2. Hydrogeological and Water Quality Domain Knowledge
- Solid understanding of groundwater systems, aquifer types (e.g., karstic, alluvial), recharge dynamics, and contamination processes.
- Knowledge of key groundwater quality indicators (e.g., EC, nitrate, chloride, heavy metals, salinity) and their environmental drivers.
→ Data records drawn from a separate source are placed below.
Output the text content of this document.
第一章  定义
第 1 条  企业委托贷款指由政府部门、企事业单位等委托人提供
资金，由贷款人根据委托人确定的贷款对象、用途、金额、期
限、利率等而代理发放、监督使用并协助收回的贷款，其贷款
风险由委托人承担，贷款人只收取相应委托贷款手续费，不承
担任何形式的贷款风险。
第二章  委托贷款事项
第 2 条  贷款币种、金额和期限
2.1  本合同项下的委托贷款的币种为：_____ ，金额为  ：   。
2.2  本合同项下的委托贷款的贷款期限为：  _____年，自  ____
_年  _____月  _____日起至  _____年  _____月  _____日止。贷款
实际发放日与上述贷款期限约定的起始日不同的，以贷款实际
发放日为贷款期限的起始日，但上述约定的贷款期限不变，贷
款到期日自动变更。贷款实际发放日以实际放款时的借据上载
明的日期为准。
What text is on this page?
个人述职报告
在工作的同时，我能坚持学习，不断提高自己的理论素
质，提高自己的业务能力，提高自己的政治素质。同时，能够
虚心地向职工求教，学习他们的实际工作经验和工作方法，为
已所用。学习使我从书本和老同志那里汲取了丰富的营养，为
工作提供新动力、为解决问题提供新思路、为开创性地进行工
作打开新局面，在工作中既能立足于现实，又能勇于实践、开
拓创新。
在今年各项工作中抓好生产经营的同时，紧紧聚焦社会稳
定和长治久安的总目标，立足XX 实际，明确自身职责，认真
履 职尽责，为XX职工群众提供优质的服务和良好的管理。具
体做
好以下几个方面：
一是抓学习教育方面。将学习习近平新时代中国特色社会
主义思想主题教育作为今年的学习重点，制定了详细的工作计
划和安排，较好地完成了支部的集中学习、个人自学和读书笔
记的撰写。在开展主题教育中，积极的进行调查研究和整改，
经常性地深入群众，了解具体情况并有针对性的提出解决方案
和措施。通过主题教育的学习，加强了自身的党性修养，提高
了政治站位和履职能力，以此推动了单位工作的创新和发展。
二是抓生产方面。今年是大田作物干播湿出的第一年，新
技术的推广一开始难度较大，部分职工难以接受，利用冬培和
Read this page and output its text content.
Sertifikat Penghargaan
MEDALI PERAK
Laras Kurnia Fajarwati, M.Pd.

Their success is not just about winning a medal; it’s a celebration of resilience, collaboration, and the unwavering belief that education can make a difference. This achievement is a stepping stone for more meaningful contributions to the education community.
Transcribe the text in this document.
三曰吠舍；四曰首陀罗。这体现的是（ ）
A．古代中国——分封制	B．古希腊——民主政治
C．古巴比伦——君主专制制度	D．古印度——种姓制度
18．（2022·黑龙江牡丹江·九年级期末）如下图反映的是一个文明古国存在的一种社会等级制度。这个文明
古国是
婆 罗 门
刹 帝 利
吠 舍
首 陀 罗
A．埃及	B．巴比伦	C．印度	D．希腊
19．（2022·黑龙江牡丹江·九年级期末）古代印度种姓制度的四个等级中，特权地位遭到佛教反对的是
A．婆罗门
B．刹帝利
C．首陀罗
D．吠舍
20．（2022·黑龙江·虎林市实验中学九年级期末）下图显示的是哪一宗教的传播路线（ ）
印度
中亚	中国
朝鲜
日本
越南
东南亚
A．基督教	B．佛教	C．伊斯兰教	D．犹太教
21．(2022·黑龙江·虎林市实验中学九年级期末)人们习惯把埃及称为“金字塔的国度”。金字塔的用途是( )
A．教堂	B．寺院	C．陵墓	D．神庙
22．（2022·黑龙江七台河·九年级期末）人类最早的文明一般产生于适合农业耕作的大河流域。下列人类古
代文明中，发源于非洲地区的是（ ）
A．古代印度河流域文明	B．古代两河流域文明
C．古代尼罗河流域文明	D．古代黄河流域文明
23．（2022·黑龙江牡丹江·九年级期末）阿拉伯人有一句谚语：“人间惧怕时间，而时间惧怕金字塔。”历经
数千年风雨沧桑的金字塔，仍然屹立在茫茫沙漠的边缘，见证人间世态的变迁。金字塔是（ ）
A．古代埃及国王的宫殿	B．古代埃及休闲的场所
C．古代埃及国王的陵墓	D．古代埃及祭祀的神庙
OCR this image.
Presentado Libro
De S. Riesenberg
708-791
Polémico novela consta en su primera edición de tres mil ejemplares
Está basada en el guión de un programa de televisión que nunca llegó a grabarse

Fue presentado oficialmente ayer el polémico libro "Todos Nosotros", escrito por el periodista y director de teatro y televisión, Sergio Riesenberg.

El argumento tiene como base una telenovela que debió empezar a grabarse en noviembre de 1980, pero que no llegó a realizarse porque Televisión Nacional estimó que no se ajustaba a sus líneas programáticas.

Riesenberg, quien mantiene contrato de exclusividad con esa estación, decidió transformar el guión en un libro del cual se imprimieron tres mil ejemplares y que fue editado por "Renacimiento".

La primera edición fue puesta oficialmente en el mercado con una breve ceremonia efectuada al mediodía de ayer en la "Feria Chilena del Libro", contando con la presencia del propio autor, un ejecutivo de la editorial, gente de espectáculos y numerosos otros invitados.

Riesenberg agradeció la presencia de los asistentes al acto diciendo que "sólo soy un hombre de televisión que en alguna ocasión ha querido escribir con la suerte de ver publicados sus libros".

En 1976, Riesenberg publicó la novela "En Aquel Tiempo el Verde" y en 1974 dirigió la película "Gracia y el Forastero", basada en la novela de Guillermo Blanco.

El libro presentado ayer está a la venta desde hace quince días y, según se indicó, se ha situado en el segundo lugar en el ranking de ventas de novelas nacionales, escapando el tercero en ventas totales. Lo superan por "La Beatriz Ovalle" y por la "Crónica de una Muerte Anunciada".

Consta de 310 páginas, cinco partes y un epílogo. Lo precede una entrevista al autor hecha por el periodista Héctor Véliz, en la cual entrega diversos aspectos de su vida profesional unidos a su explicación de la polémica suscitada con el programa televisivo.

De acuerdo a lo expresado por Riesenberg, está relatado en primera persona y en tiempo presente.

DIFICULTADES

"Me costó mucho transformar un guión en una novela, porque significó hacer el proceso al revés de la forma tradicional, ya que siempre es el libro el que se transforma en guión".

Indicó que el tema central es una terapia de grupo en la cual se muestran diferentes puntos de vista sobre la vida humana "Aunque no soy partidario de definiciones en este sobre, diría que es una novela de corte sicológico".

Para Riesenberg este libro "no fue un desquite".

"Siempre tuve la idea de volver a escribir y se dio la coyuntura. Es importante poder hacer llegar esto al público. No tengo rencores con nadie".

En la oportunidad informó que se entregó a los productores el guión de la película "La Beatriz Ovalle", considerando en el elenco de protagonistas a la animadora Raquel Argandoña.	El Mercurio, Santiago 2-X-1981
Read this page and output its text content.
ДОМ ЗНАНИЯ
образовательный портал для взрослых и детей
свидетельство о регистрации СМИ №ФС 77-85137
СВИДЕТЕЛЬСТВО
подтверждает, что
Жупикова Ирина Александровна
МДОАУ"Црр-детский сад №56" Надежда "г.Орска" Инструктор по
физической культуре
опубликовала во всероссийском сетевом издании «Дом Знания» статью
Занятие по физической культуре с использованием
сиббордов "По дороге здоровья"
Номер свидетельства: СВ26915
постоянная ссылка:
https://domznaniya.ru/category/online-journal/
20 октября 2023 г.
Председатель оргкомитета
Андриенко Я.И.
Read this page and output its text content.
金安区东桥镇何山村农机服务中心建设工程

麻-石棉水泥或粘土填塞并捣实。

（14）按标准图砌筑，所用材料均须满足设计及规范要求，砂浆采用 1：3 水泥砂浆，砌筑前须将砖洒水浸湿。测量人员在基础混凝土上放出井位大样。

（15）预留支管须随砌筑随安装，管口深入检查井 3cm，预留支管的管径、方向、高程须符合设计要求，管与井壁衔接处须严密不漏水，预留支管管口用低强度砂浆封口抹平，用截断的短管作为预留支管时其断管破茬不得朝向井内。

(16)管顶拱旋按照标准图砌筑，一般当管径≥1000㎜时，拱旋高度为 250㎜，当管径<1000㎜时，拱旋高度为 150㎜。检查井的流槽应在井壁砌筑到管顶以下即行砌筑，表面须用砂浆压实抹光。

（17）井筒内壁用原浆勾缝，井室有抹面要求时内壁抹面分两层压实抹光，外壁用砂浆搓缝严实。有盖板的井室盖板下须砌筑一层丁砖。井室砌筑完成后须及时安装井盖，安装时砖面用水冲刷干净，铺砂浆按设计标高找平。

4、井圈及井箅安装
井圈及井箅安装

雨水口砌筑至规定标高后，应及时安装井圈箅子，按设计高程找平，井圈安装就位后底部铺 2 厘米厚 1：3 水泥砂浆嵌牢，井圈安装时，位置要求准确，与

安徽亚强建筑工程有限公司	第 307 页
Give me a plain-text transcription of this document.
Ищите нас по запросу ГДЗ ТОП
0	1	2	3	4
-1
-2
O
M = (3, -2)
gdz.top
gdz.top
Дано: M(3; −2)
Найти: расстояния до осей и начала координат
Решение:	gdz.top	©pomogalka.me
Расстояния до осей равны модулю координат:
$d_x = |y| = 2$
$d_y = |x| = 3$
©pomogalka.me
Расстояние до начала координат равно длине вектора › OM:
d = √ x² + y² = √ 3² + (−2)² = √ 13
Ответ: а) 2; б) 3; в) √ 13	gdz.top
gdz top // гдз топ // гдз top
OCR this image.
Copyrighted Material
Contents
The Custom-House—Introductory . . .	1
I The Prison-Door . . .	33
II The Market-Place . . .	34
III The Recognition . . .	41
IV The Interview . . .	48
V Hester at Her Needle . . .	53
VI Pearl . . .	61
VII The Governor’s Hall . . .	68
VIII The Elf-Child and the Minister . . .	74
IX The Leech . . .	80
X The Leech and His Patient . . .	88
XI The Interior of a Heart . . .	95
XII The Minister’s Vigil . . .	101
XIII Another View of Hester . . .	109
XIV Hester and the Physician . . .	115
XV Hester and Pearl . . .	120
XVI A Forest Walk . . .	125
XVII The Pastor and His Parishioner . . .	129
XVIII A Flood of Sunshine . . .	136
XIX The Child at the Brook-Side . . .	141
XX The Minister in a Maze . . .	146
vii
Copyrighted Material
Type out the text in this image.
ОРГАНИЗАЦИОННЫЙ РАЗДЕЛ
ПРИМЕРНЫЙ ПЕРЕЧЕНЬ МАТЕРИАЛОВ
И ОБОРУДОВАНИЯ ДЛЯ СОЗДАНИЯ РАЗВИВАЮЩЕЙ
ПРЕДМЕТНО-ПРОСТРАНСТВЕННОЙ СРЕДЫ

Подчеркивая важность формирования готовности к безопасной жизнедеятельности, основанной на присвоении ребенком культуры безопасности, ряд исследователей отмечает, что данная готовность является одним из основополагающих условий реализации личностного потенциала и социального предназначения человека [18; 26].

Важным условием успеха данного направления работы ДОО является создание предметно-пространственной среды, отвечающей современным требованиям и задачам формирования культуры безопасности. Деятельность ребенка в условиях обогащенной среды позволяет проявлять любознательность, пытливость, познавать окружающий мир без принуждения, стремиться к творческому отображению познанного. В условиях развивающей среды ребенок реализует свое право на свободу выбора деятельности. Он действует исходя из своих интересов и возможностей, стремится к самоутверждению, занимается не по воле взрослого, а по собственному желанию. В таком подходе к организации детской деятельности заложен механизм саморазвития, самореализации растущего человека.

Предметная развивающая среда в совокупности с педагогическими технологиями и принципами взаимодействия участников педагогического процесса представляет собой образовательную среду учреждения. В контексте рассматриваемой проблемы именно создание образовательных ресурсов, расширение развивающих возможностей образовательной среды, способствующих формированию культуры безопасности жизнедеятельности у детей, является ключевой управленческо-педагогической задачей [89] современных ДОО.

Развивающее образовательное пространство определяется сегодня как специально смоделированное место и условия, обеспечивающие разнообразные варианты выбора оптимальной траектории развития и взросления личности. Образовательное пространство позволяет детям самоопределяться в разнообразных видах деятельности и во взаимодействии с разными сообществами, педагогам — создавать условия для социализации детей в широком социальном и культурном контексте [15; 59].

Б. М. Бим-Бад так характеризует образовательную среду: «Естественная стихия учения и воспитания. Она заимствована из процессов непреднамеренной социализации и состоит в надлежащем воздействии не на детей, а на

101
- Familiarity with both anthropogenic and natural contamination sources, including wastewater, agricultural activities, seawater intrusion, and landfill leachate.
3. Geospatial and Remote Sensing Skills
- Ability to integrate GIS datasets (e.g., land use, geology, DEMs, hydrology) and satellite data (e.g., rainfall from CHIRPS or IMERG, evapotranspiration, land cover).
- Experience in applying spatial interpolation techniques for mapping sparse monitoring data.
- Working knowledge of geospatial tools such as QGIS or ArcGIS, and platforms such as Google Earth Engine (GEE) or the GEE Python API.
SKILLS & ABILITIES:
Essential:
- Excellent communication skills and working proficiency in English.
Desirable:
- Exposure to groundwater modeling tools (e.g., MODFLOW, SEAWAT) and hybrid ML–physics approaches, as well as Bayesian methods, Google Earth Engine, PostGIS, and simple dashboarding tools (e.g., Streamlit, Dash).
- Experience working in the MENA region context.
- Knowledge of French is considered an asset.
Benefits
This is a globally recruited consultancy position; therefore, individuals with relevant expertise are encouraged to apply. IWMI offers a competitive remuneration rate for this assignment. The duration of the contract shall be seventy-six (76) working days distributed over a period of eleven (11) months.
How to Apply: Apply for the position by following the application instructions at www.iwmi.org/jobs. Applications will be accepted until 24:00 (IST) on November 13, 2025 (applications will be reviewed on a rolling basis). Your application must include a CV, cover letter, and three (3) references. All applications will be acknowledged, but only shortlisted candidates will be contacted.
IWMI believes that diversity fuels our innovation, enhances our excellence, and is essential to our mission. We offer a multicultural, multicolor, multigenerational, and multidisciplinary working environment. We are committed to creating an inclusive organization that reflects our global character and our dedication to gender equity. We, therefore, encourage applications from individuals of all cultures, races, ethnicities, religions, sexes, national or regional origins, ages, disability statuses, sexual orientations, and gender identities.